Il corso ha rappresentato il primo evento in diretta in Italia dedicato esclusivamente a interventi su pazienti trattati con chemio-immunoterapia neoadiuvante e successivamente operati con approcci mininvasivi monoportali — sia toracoscopici che robotici. Questa tipologia di pazienti costituisce un sottogruppo clinicamente complesso: le aderenze tissutali, le modificazioni anatomiche post-trattamento e la fragilità biologica rendono il gesto chirurgico estremamente impegnativo, tanto da essere ancora spesso affrontato con tecnica open.

“Operare in diretta su questi pazienti con un solo accesso chirurgico significa portare la formazione dove la sfida è più vera” ha sottolineato Edoardo Mercadante, Direttore del corso e della Chirurgia Toracica dell’IRE.

Nel corso dei due giorni, Mercadante e la sua équipe hanno eseguito interventi di lobectomia polmonare in diretta, alternando la tecnica toracoscopica monoportale con quella robotica monoportale sulle piattaforme Da Vinci Xi e Da Vinci SP. Tutte le fasi operatorie — dalla preparazione al gesto chirurgico fino alla gestione intraoperatoria delle criticità — sono state trasmesse in streaming ai 40 discenti collegati da tutta Italia.

Il corpo docente ha visto la partecipazione di sei tra i massimi esperti italiani di chirurgia robotica e mini-invasiva toracica, che hanno contribuito all’analisi critica degli interventi, alla discussione dei casi clinici e alla condivisione di strategie tecniche e organizzative. I partecipanti hanno potuto seguire ogni fase in tempo reale, con la possibilità di interagire durante le sessioni.

L’iniziativa si inserisce in un percorso di crescita culturale e tecnica che orienta la chirurgia toracica italiana verso approcci mini-invasivi avanzati, anche nei casi tradizionalmente riservati alla chirurgia open. La formazione sul campo — vissuta direttamente in sala operatoria — resta uno strumento insostituibile per la trasmissione di competenze che nessun simulatore o video preregistrato può replicare pienamente.

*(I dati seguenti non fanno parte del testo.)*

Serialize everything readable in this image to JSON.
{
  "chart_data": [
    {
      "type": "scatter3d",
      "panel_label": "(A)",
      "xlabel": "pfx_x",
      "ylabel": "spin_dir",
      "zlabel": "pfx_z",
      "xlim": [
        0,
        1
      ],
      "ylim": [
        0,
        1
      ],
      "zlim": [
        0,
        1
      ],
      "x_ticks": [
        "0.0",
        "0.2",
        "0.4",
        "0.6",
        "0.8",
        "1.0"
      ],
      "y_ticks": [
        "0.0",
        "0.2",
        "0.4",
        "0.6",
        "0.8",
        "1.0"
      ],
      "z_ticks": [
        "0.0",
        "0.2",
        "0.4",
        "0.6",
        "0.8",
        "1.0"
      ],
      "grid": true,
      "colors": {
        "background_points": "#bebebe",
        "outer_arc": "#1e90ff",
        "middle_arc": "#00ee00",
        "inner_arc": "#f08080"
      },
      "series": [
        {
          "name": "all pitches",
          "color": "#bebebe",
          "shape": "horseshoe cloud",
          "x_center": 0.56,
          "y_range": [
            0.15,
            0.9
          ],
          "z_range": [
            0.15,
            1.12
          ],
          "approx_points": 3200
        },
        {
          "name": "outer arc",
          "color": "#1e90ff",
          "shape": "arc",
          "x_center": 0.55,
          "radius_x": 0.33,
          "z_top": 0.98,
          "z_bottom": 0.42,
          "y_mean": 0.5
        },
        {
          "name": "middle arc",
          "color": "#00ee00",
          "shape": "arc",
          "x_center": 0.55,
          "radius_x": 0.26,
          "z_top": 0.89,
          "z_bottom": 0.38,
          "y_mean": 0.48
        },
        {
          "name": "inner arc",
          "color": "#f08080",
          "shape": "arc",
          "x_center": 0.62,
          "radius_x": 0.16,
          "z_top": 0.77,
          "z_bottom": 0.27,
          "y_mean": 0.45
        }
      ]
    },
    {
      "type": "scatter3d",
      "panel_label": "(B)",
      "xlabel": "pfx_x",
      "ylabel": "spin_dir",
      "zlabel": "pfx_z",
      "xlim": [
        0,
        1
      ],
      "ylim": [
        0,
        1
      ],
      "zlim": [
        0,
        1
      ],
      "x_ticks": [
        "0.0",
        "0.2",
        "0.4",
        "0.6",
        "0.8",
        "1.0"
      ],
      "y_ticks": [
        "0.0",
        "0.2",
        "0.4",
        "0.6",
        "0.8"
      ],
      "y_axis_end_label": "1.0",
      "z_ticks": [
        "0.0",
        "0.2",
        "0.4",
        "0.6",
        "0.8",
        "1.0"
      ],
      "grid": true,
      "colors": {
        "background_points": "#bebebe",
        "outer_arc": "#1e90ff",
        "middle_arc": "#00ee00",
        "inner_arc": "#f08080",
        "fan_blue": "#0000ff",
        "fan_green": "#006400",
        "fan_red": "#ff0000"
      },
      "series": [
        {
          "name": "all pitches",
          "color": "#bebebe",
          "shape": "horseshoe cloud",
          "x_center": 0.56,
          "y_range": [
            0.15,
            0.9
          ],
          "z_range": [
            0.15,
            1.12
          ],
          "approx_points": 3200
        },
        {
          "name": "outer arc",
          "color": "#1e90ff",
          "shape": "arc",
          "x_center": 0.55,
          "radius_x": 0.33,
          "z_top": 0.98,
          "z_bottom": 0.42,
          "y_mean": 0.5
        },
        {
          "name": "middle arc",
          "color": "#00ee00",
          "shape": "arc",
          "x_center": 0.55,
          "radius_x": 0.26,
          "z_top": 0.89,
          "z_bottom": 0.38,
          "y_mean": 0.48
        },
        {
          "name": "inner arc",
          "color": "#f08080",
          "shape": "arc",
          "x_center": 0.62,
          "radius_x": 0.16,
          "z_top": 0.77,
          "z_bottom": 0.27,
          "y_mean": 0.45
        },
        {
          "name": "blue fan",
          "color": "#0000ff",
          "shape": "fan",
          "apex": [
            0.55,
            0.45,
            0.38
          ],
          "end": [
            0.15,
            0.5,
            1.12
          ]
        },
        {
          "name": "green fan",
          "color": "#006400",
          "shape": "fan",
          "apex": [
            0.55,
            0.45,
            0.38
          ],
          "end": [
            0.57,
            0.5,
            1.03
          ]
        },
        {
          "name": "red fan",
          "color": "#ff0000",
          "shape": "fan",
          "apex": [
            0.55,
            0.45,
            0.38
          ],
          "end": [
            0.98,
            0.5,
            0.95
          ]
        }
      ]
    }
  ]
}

“Come polo nazionale di riferimento per la chirurgia oncologica robotica e mini-invasiva e come polo di ricerca, – ha dichiarato Livio De Angelis, Direttore Generale IFO – è fisiologico creare piattaforme di lavoro che mirino a formare i chirurghi affinché padroneggino le diverse tecniche e tecnologie di ultima generazione per prestazioni sempre più efficaci e personalizzate.”

Vale la pena ricordare che diversi studi internazionali, coordinati da Federico Cappuzzo Direttore dell’Oncologia Medica 2 dell’Istituto Regina Elena, hanno dimostrato il ruolo strategico della chemioimmunoterapia neoadiuvante nel rendere operabili pazienti in stadio III inizialmente considerati non candidabili all’intervento chirurgico o in condizione borderline.